FL Studio 8 screen shot fig.1

FIG. 1: In FL Studio's Playlist window, you can mix and match audio, automation, and MIDI patterns. Using the pop-up menu, you can switch any pattern in the track to any other, making it easy to try out different fills, or make a pattern unique so it won't be affected by later edits on other instances.

FL’s Playlist window (see Fig. 1) combines audio clips, pattern (MIDI/Synth) clips, and automation envelope clips in a single seamless interface. The older pattern grid is still included, but patterns can now be inserted and moved around graphically in the clip area.

Intelligent automation is an FL specialty: Grab a knob or slider and record its moves while the music plays, map your own hardware sliders to FL parameters, or create multisegment envelopes and drag them forward or backward in the song. You can even process the automation data in real time using math functions. For instance, you might want to move the mod wheel and have three different parameters respond to it in different ways — one inverted, one normal, and one with a clipped curve that reaches its maximum when the wheel is only halfway up. No other sequencer can do this.

With the XXL Edition you get Sytrus, an amazingly deep synthesizer, and the DirectWave sampler. Sytrus does classic six-operator FM synthesis and stunning analog sounds, and lets you create additive synthesis waveforms too. Its rich supply of multisegment envelopes open up some radical sound design possibilities. DirectWave links directly to “home base” over the Internet, so you can download multisampled instruments as you need them. All of the usual sound playback features are included in DirectWave, and if you need extra control over the sample data you can load it into FL’s Edison plug-in.

Using the Wave Traveller plug-in, you can program complex “scratching” moves on any chunk of audio and then trigger them live from a MIDI keyboard. If you need goofy robot voices for an electronic mix, load the Speech Synthesizer. Or maybe you’d rather generate mysterious sounds based on a graphic image using BeepMap.

Gigging with FL? With the Fruity Notebook plug-in, you can pop up a window containing lyrics (or notes on which sliders you need to grab next).
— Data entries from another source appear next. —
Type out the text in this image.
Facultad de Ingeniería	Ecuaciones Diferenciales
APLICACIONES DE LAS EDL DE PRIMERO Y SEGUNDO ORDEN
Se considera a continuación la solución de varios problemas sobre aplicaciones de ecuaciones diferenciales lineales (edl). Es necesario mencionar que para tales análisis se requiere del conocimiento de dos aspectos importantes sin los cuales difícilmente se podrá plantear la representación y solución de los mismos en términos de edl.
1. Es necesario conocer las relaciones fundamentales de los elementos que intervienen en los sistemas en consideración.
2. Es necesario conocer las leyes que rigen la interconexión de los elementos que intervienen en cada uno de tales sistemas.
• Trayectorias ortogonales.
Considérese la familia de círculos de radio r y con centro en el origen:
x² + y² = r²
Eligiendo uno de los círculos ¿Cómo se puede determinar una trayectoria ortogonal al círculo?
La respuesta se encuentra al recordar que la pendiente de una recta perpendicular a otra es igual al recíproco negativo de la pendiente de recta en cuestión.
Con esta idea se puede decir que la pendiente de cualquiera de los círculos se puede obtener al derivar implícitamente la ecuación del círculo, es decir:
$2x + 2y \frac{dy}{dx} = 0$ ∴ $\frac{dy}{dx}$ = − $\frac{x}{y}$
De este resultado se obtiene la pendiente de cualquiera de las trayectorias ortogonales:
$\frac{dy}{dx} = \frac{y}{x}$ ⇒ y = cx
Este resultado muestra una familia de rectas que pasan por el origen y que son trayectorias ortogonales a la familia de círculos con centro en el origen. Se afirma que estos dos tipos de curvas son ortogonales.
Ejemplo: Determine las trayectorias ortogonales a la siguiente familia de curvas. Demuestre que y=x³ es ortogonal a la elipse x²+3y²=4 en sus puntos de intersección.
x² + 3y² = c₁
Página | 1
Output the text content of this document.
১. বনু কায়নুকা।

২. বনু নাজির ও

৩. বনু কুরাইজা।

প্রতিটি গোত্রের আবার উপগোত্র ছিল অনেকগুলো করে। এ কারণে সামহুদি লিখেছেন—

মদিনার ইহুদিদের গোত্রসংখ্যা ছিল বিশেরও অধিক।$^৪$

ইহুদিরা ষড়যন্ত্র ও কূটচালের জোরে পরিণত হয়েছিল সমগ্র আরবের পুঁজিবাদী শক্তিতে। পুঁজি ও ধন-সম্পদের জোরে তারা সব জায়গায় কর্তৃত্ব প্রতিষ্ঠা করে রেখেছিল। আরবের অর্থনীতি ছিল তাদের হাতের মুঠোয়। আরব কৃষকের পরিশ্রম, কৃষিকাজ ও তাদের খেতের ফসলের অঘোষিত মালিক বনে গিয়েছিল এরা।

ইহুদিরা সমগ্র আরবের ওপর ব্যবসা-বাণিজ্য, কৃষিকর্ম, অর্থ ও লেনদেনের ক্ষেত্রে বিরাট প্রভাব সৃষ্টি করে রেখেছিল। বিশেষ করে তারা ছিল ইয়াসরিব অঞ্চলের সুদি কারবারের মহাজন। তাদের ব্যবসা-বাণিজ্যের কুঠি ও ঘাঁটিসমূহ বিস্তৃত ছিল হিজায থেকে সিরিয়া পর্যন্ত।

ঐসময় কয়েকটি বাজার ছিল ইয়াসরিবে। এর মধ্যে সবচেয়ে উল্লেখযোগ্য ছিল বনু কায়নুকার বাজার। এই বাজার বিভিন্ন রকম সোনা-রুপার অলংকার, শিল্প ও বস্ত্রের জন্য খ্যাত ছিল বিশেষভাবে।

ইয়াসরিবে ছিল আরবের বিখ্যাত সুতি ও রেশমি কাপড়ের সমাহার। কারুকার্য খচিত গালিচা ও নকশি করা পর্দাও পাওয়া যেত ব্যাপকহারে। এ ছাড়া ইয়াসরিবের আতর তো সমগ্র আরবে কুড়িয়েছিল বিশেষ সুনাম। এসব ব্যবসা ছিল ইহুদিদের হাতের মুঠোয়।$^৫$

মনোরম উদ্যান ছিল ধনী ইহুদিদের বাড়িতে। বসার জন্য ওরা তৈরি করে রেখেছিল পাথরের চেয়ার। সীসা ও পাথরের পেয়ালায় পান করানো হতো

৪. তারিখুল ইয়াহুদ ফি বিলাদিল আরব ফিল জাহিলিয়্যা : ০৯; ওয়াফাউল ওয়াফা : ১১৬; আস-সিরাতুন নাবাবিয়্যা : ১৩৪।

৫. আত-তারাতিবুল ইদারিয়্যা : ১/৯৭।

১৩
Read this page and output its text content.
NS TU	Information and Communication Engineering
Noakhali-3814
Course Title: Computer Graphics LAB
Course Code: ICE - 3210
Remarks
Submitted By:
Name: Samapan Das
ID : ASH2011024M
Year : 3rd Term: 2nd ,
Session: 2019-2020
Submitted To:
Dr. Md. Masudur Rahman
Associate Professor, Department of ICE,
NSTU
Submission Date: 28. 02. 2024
This window can be automated so it changes as the song plays. If you have a fast computer and a big screen, launch FL’s stunning Chrome plug-in for some video synthesis effects, again synchronized to the music.

New in FL 8 is a Score Logger, which is always recording MIDI in the background. When you play a cool lick, saving it to a new piano-roll track is a one-click operation. In the effects department, the Fruity Limiter and the cleverly named Soundgoodizer have been added. The Soundgoodizer has just one knob, but as you turn it up the music gets louder without overloading. A multiband compressor is also included in FL Studio, of course. A complex delay line, morphing graphic EQ, a vocoder, and other effects are also part of the package.

Another great feature of FL Studio is the ability to create your own on-screen control panels for external hardware synthesizers. Just load a new Dashboard, add some knobs, sliders, switches, and numerical readouts, and then give each of them an output controller type.